语气有些空灵:“姑姑您有事?”
“玉蝉子,我和你主人的命运,怎么就一波三折?”顾倾城黯然道,“难得这厢刚刚能与南安王退亲,那厢又有陛下相逼。难道,这真的是我们的劫数吗?”
“呃……”玉蝉子本来开开心心的扇羽翼,看见顾倾城如此表情,也一下子颓然,“主人,姑姑,人说万般皆是命,半点不由人。”

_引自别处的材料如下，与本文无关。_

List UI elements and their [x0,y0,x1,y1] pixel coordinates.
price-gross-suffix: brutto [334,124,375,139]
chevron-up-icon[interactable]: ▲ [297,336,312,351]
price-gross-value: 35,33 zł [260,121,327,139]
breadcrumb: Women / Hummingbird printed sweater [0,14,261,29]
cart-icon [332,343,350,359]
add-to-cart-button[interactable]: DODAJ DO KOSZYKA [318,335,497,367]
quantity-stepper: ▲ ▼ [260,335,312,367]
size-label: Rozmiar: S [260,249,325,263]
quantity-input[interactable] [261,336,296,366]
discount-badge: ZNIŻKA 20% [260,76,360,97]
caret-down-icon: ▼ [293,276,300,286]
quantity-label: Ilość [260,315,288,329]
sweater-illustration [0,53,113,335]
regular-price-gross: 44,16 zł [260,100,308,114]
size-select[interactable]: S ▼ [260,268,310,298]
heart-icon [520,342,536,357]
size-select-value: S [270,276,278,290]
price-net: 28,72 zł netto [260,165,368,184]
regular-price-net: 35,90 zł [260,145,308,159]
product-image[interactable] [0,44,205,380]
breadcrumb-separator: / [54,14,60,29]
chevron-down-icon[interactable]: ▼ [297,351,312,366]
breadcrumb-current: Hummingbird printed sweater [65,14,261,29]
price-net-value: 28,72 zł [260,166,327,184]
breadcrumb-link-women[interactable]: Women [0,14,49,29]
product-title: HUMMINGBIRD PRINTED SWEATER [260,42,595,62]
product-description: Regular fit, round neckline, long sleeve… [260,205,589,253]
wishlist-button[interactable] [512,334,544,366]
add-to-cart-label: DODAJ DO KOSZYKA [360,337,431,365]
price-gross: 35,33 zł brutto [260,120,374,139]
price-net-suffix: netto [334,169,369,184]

“人的命运,真是半点不由人吗?”顾倾城扁着嘴巴,软软道,“玉蝉子,可有改变命运的方法?”
玉蝉子略为沉吟,摇头道:
“人的命运由神仙来定,神仙的命运由天数来定。所谓命运,命与生俱来,指先天所赋的本性;运指人生各阶段的穷通变化。命论终生,运在一时。或顺或逆,有起有伏,如鸿运当头,利运不通。”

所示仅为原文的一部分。